Esta realidade nômade, sem raízes, talvez seja um dos motivos que levam Dioniso a empreitar uma luta pelo seu reconhecimento em Tebas, cidade de onde foi tirado do ventre da mãe e lá procure fixar suas raízes na Hélade. Mesmo sendo um deus246, Baco é filho de uma mortal e por isso, provavelmente, traz consigo traços humanos, entre eles o ‘sentimento de pertença mútua’ que faz com ele volte à sua terra-mãe para defender a honra materna, em toda a sua dualidade mãe/pátria. Daí a luta do ‘deus da liberdade’ contra o ‘tirano opressor’. Uma ideia reforçada pelas outras mortes em Tebas que lhe são atribuídas, a de Lábdaco, também por Mênades, por ordem do deus contra o tirano que, seguindo Penteu, tentou combater o culto das bacantes na cidade, em uma história que, infelizmente, não foi representada em tragédias, ao menos não entre as que chegamos a conhecer.

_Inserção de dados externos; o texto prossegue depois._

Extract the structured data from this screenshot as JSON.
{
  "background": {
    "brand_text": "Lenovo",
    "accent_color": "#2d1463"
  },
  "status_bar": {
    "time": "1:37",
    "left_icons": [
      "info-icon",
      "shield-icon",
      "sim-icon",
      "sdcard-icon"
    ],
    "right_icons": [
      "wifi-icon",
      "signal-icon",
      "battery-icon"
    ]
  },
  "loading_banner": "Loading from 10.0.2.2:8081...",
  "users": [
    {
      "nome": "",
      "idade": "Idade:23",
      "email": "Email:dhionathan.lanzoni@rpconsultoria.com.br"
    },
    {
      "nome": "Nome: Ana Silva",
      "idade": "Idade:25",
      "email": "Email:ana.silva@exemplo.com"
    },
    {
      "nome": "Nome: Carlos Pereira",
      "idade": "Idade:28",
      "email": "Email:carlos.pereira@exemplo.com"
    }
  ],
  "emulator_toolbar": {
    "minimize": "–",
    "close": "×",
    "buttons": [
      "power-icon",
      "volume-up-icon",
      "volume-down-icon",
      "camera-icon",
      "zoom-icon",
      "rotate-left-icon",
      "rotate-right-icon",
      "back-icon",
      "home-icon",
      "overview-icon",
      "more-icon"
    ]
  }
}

Estando o deus apresentando-se a Penteu sob outra forma física, fingindo-se ser um estrangeiro seguidor de Baco, dissimulando um comportamento e uma identidade diante do tirano, ele é questionado por Penteu acerca de sua origem, Dioniso responde o que podemos ver no passo a seguir (vv. 461-466):

DIÓNISOS: Não há qualquer dificuldade. Fácil é dizê-lo. Já ouviste falar da montanha florida de Tmolo.

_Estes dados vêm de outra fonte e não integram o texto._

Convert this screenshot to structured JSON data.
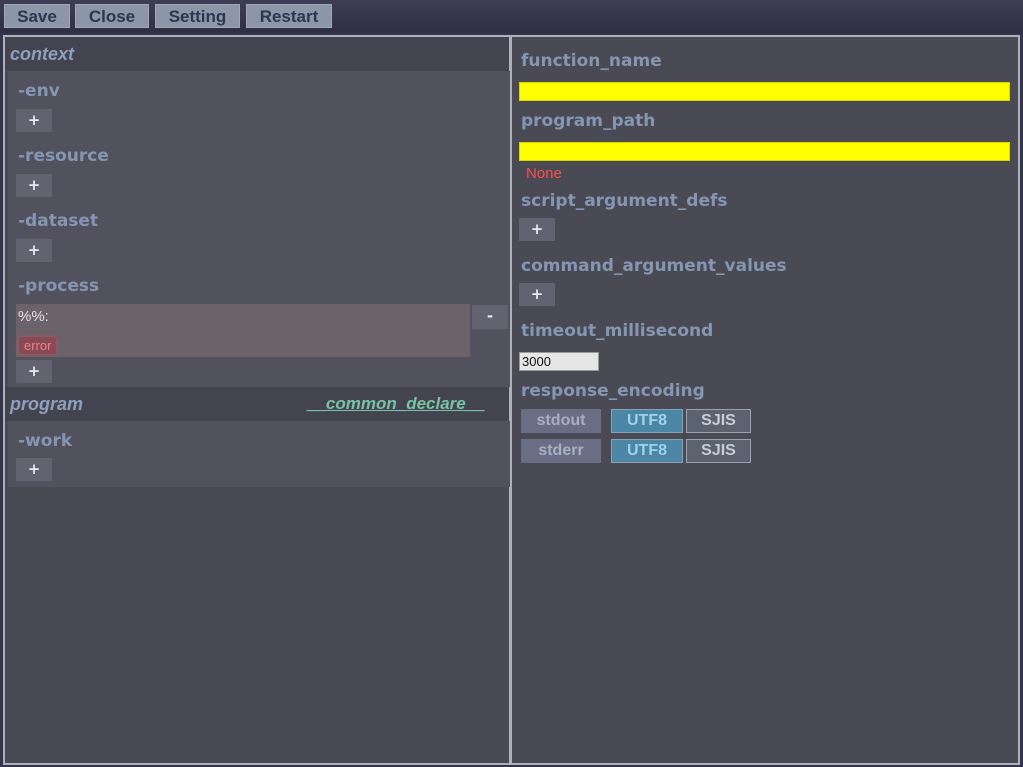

PENTEU: Eu sei. É a que fica em volta da cidade de Sardes. DIÓNISOS: É daí que eu sou. A Lídia é a minha pátria. PENTEU: Donde vêm esses mistérios que trazes para a Grécia? DIÓNISOS: Diónisos nos iniciou, esse filho de Zeus.

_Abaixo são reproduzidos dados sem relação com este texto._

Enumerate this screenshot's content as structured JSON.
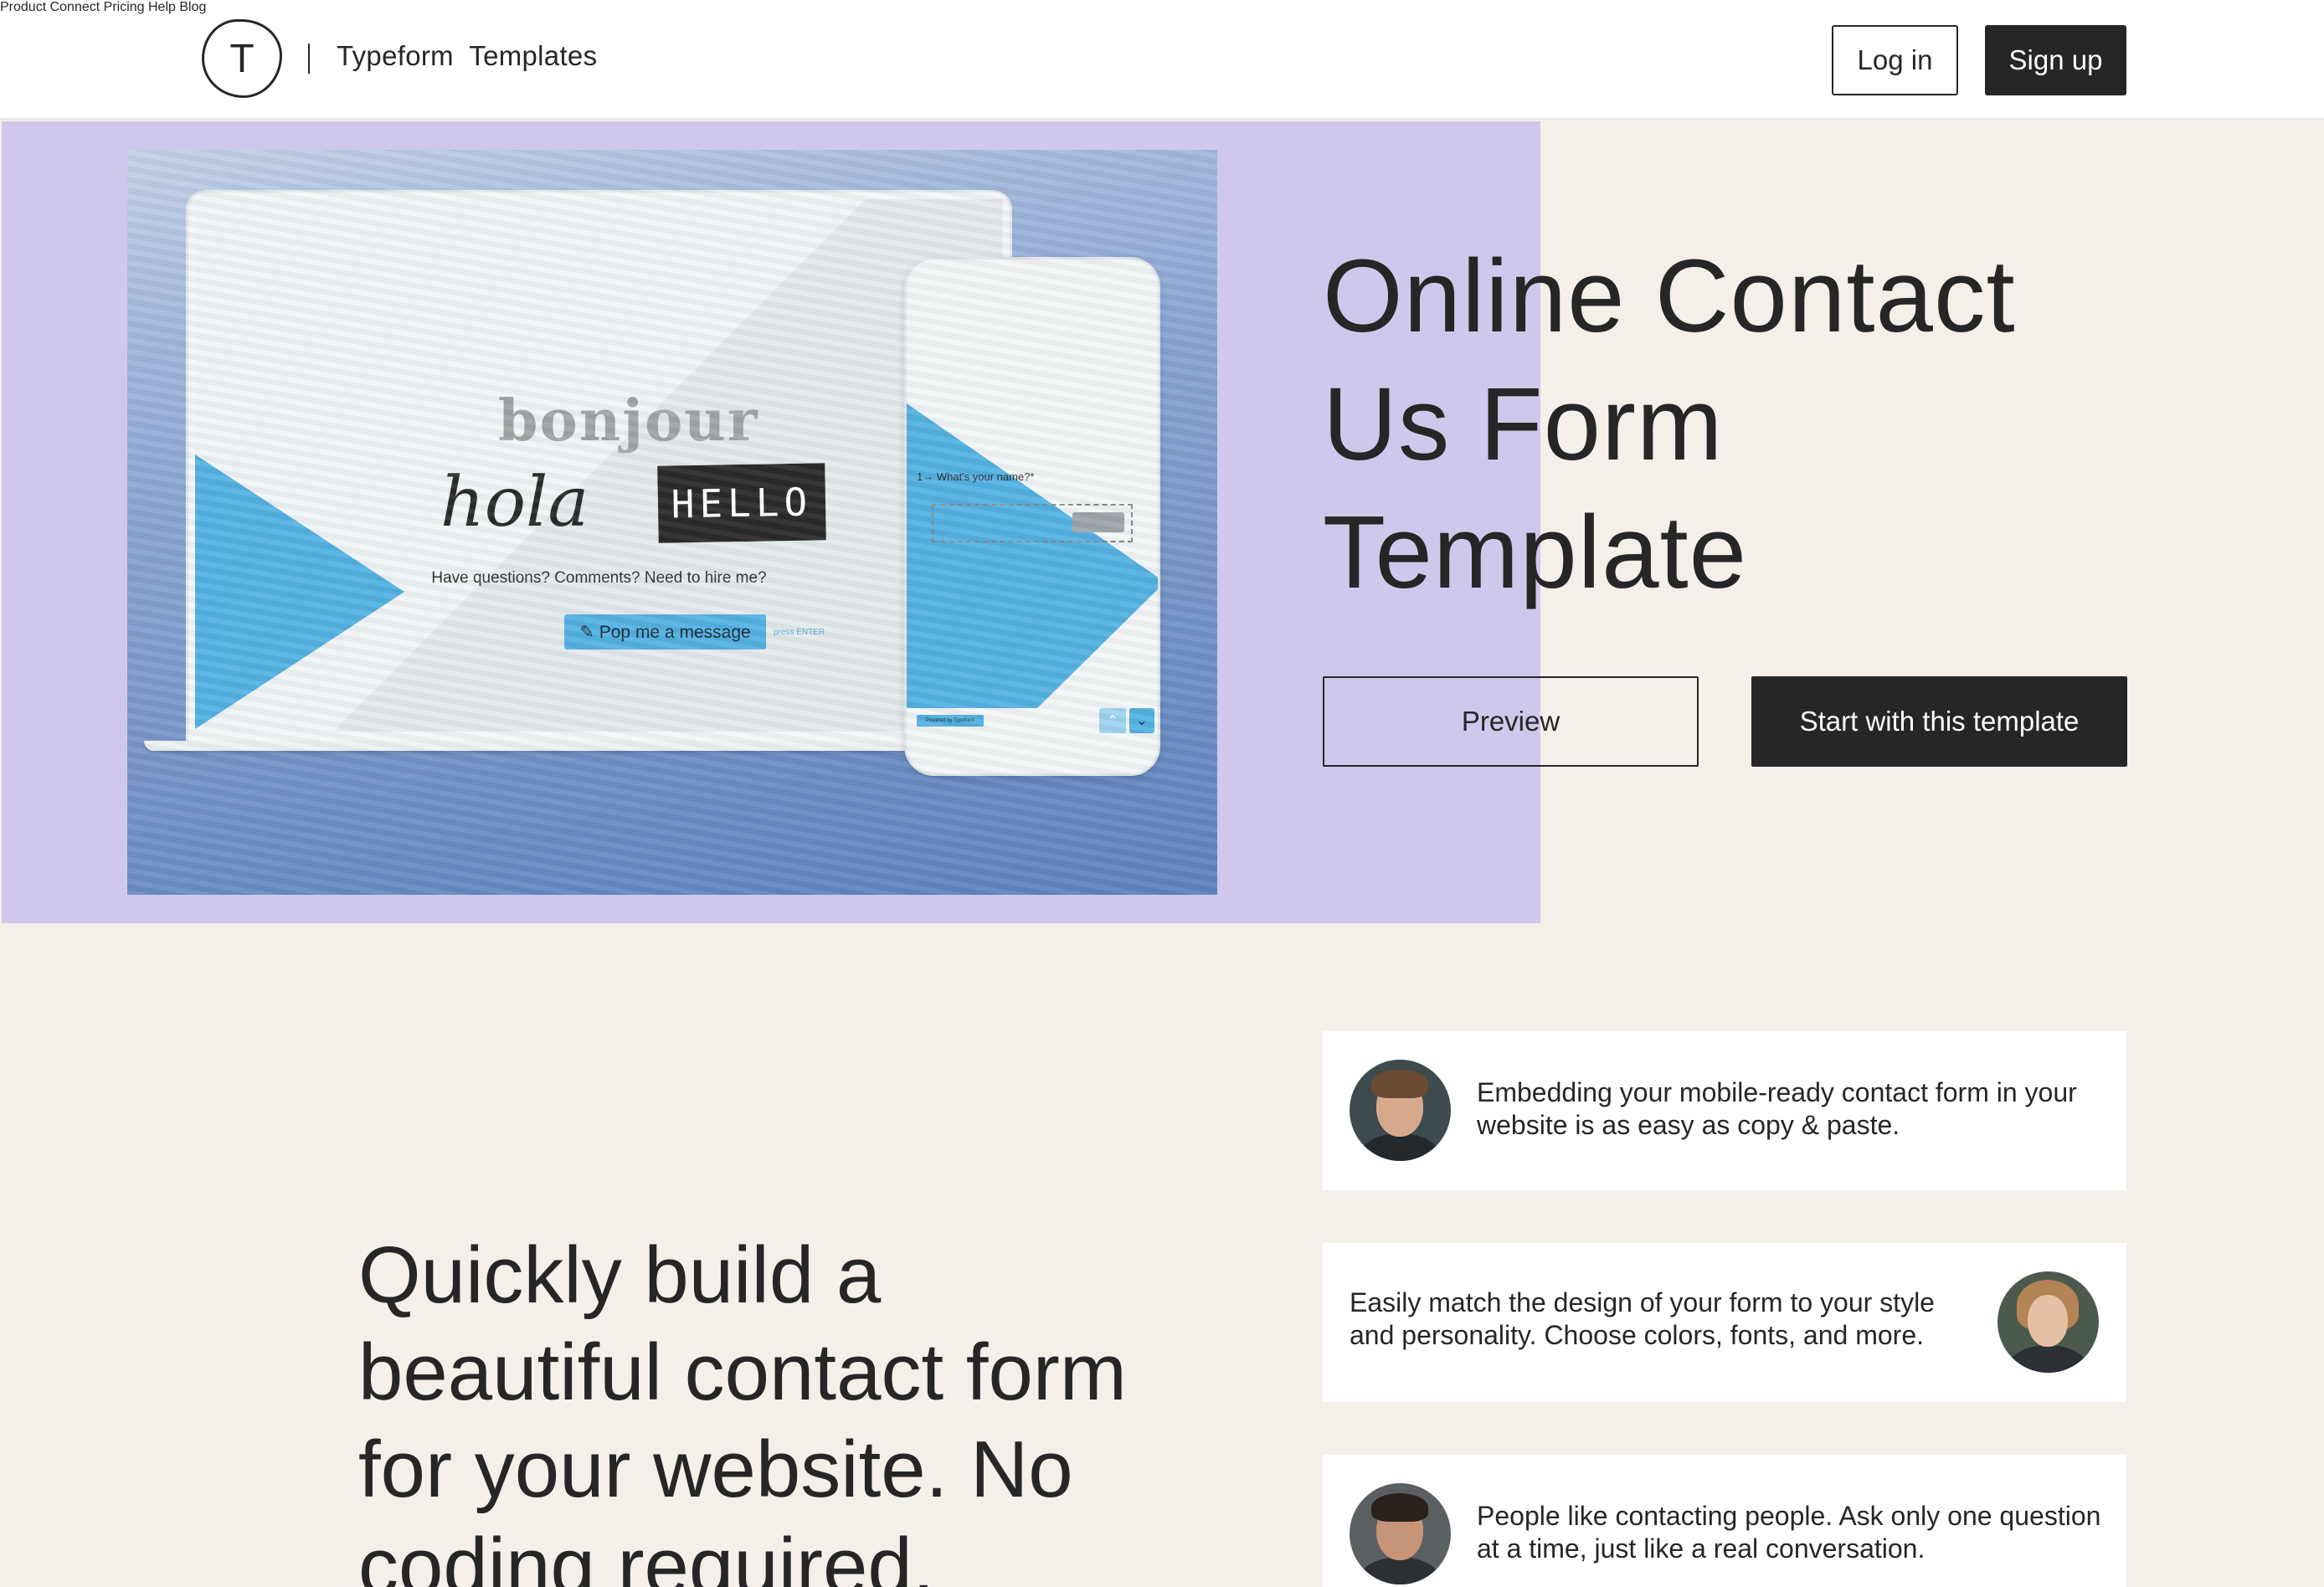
{
  "header": {
    "logo_letter": "T",
    "brand": "Typeform  Templates",
    "nav": [
      "Product",
      "Connect",
      "Pricing",
      "Help",
      "Blog"
    ],
    "login_label": "Log in",
    "signup_label": "Sign up"
  },
  "hero": {
    "title_lines": [
      "Online Contact",
      "Us Form",
      "Template"
    ],
    "preview_label": "Preview",
    "start_label": "Start with this template",
    "mockup": {
      "bonjour": "bonjour",
      "hola": "hola",
      "hello": "HELLO",
      "question": "Have questions? Comments? Need to hire me?",
      "cta": "✎ Pop me a message",
      "press_enter": "press ENTER",
      "phone_question": "1→  What's your name?*",
      "powered_by": "Powered by Typeform"
    }
  },
  "section": {
    "title_lines": [
      "Quickly build a",
      "beautiful contact form",
      "for your website. No",
      "coding required."
    ],
    "cards": [
      {
        "text_lines": [
          "Embedding your mobile-ready contact form in your",
          "website is as easy as copy & paste."
        ],
        "avatar": "male-avatar"
      },
      {
        "text_lines": [
          "Easily match the design of your form to your style",
          "and personality. Choose colors, fonts, and more."
        ],
        "avatar": "female-avatar"
      },
      {
        "text_lines": [
          "People like contacting people. Ask only one question",
          "at a time, just like a real conversation."
        ],
        "avatar": "male-bearded-avatar"
      }
    ]
  },
  "colors": {
    "dark": "#262627",
    "hero_purple": "#d0c8ec",
    "cream": "#f4efe9",
    "accent_blue": "#54b2e2"
  }
}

PENTEU: Há na tua terra um Zeus, que cria deuses novos? DIÓNISOS: Não. É aquele que neste sítio desposou Sémele. PENTEU: Foi de noite ou à luz do dia que ele te deu ordens? DIÓNISOS: Eu vi-o a ele, a ele a mim, e entregou-me os seus ritos.

246 O mito de Dioniso (Baco) chama a atenção também pelo fato singular de ele ser o único filho de uma mortal e de um deus a ser considerado também um deus.

| 110 |

Sob o seu disfarce, Dioniso responde a Penteu de forma duvidosa e mesmo dissimulada e contraditória. Primeiro afirma ser ele, sob o disfarce de um estrangeiro que estava sendo procurado por Penteu por fomentar dos cultos báquicos entre as mulheres tebanas (vv. 351-354), oriundo da cidade de Sardes. Logo depois, ao ser questionado sobre a origem da divindade de que é seguidor, o estrangeiro afirma claramente ser ele filho de Zeus com Sêmele, a filha de Cadmo, ou seja, originário de Tebas. A afirmação que não é negada por Penteu, o que nos leva a entender que o tirano aceita como verdadeiro o pronunciamento do estrangeiro acerca da origem de Dioniso. Em relação a esta questão sobre a qual pátria pertence Dioniso e a qual ele sente pertencer, Barbosa247 considera que

Dioniso – embora ainda não identificado como divindade – não considera mais a Grécia sua pátria. Entretanto, digamos mais uma vez que Eurípides segue o mito fundador de Tebas e o mito do nascimento de Dioniso; desta forma o deus seria tebano. Concordamos com Trabulsi248 que, quando se trata da origem do deus, o texto é por vezes ambíguo. Acreditamos que o que o autor quis dizer foi que Dioniso se considera muito mais um bárbaro. Entrando na questão do barbarismo [...], Dioniso não se sente bárbaro por não ter nascido em solo Helênico, ele se sente bárbaro por ter aderido a costumes não Helênicos; para os gregos é isto que importa. Embora Eurípides concorde com o mito de seu nascimento, coloca-o com lídio por este ter aderido a diversos traços lídios, deixando de ser Grego para se tornar bárbaro.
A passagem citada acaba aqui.